Generally, it is desirable to use a large number of seed pages to accommodate the different languages and a wide range of fields which are contained in the fast growing web contents. Unfortunately, this variation of PageRank requires solving the entire system for each seed separately. Hence, as the number of seed pages increases, the complexity of computation increases linearly, thereby limiting the number of seeds that can be practically used.
Hence, what is needed is a method and an apparatus for producing a ranking for pages on the web using a large number of diversified seed pages without the problems of the above-described techniques.
The summary of the patent describes it like this:
One embodiment of the present invention provides a system that ranks pages on the web based on distances between the pages, wherein the pages are interconnected with links to form a link-graph. More specifically, a set of high-quality seed pages are chosen as references for ranking the pages in the link-graph, and shortest distances from the set of seed pages to each given page in the link-graph are computed.
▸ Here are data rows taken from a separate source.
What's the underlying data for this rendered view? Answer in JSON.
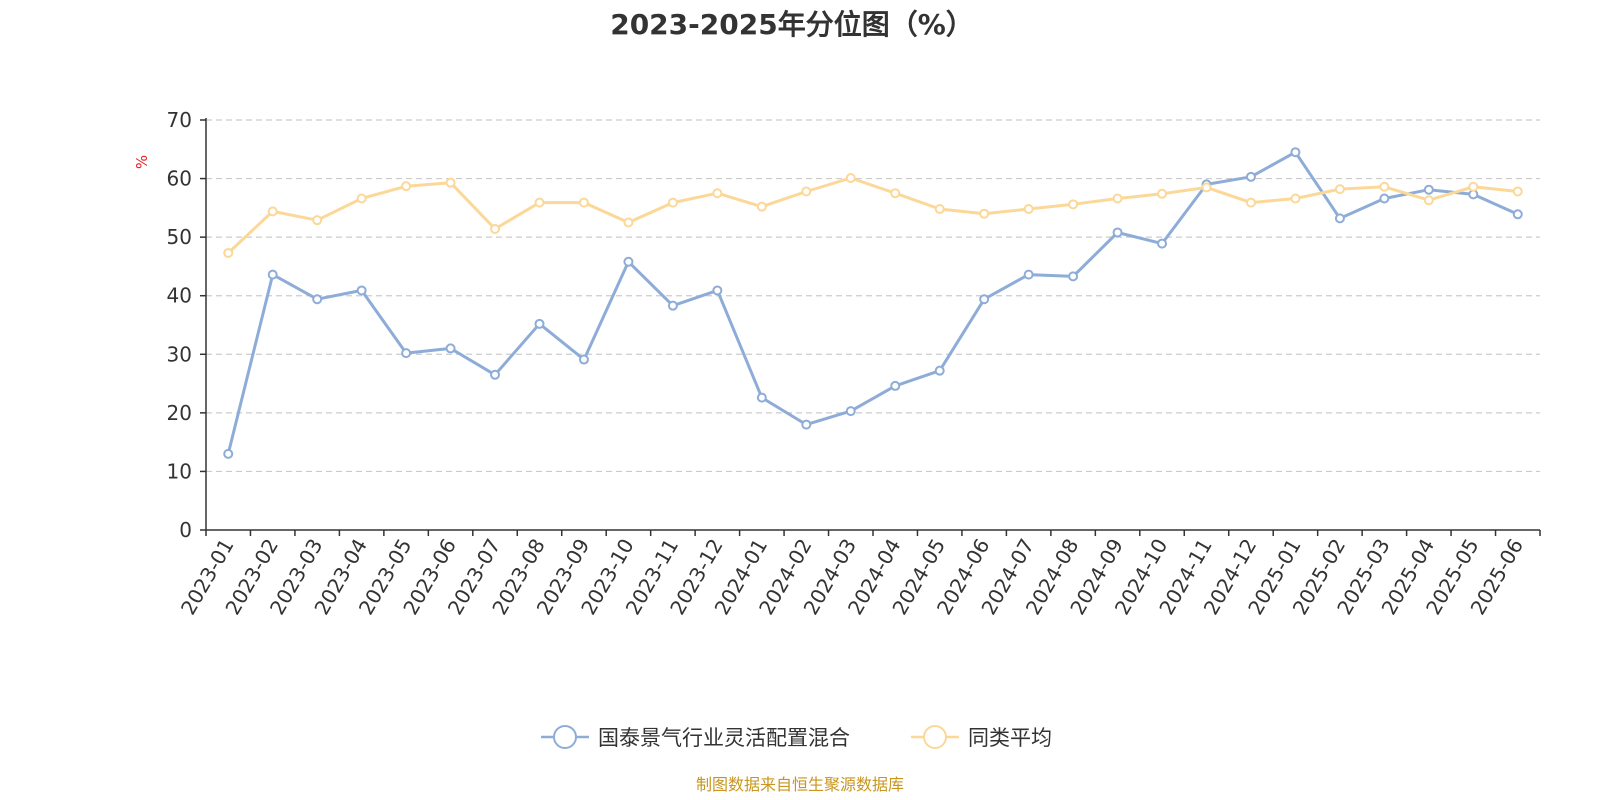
{
  "chart_data": {
    "type": "line",
    "title": "2023-2025年分位图（%）",
    "ylabel": "%",
    "ylim": [
      0,
      70
    ],
    "yticks": [
      0,
      10,
      20,
      30,
      40,
      50,
      60,
      70
    ],
    "grid": true,
    "legend_position": "bottom-center",
    "categories": [
      "2023-01",
      "2023-02",
      "2023-03",
      "2023-04",
      "2023-05",
      "2023-06",
      "2023-07",
      "2023-08",
      "2023-09",
      "2023-10",
      "2023-11",
      "2023-12",
      "2024-01",
      "2024-02",
      "2024-03",
      "2024-04",
      "2024-05",
      "2024-06",
      "2024-07",
      "2024-08",
      "2024-09",
      "2024-10",
      "2024-11",
      "2024-12",
      "2025-01",
      "2025-02",
      "2025-03",
      "2025-04",
      "2025-05",
      "2025-06"
    ],
    "series": [
      {
        "name": "国泰景气行业灵活配置混合",
        "color": "#8eacd8",
        "values": [
          13.0,
          43.6,
          39.4,
          40.9,
          30.2,
          31.0,
          26.5,
          35.2,
          29.1,
          45.8,
          38.3,
          40.9,
          22.6,
          18.0,
          20.3,
          24.6,
          27.2,
          39.4,
          43.6,
          43.3,
          50.8,
          48.9,
          59.0,
          60.3,
          64.5,
          53.2,
          56.6,
          58.1,
          57.3,
          53.9
        ]
      },
      {
        "name": "同类平均",
        "color": "#fcd898",
        "values": [
          47.3,
          54.4,
          52.9,
          56.6,
          58.7,
          59.3,
          51.4,
          55.9,
          55.9,
          52.5,
          55.9,
          57.5,
          55.2,
          57.8,
          60.1,
          57.5,
          54.8,
          54.0,
          54.8,
          55.6,
          56.6,
          57.4,
          58.5,
          55.9,
          56.6,
          58.2,
          58.6,
          56.3,
          58.6,
          57.8
        ]
      }
    ]
  },
  "source_text": "制图数据来自恒生聚源数据库",
  "source_color": "#c8961e",
  "unit_color": "#e0242a"
}
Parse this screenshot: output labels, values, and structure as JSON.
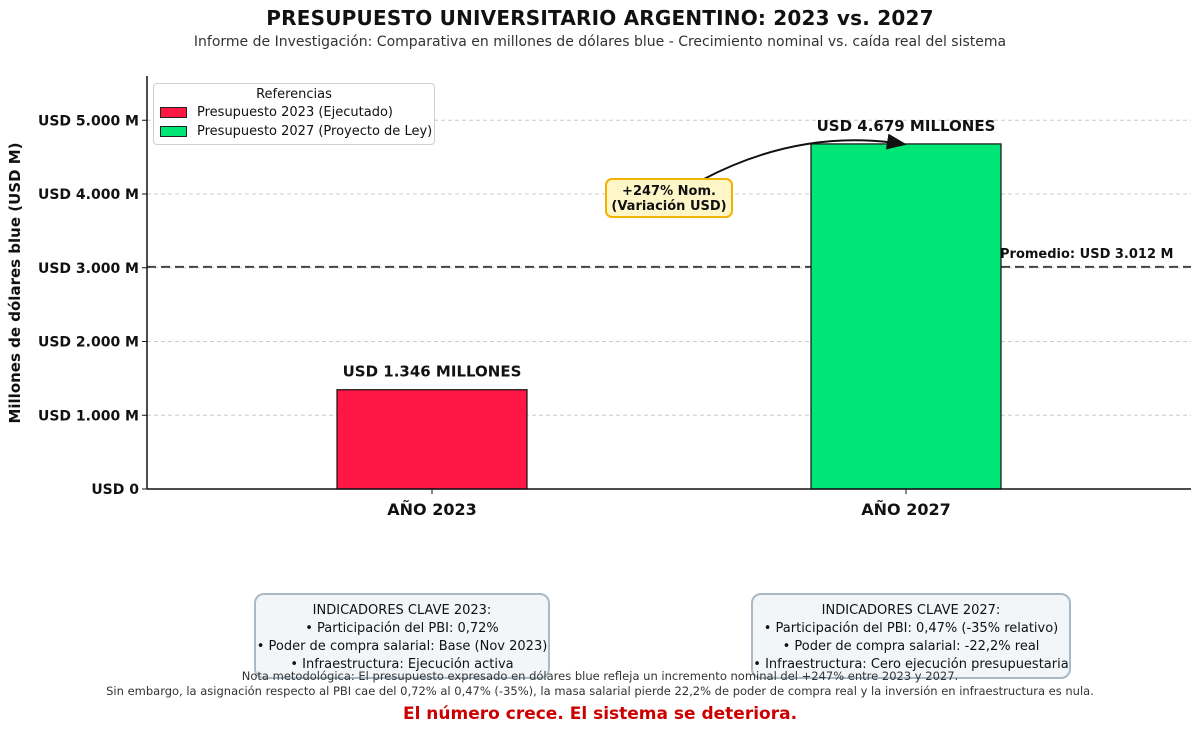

Each of the shortest distances is obtained by summing lengths of a set of links which follows the shortest path from a seed page to a given page, wherein the length of a given link is assigned to the link based on properties of the link and properties of the page attached to the link. The computed shortest distances are then used to determine the ranking scores of the associated pages.
The patent discusses the importance of a diversity of topics covered by seed sites, and the value of a large set of seed sites. It also gives us a summary of crawling and ranking and searching like this:
Crawling Ranking and Searching Processes
FIG. 3 illustrates the crawling, ranking and searching processes in accordance with an embodiment of the present invention. During the crawling process, web crawler 304 crawls or otherwise searches through websites on web 302 to select web pages to be stored in indexed form in data center 308. In particular, web crawler 304 can prioritize the crawling process by using the page rank scores. The selected web pages are then compressed, indexed and ranked in 305 (using the ranking process described above) before being stored in data center 308.
During a subsequent search process, a search engine 312 receives a query 313 from a user 311 through a web browser 314. This query 313 specifies a number of terms to be searched for in the set of documents. In response to query 313, search engine 312 uses the ranking information to identify highly-ranked documents that satisfy the query. Search engine 312 then returns a response 315 through web browser 314, wherein the response 315 contains matching pages along with ranking information and references to the identified documents.
I’m thinking about looking up the many articles cited in the patent, and providing links to them, because they seem to be tremendous resources about the Web. I’ll likely publish those soon.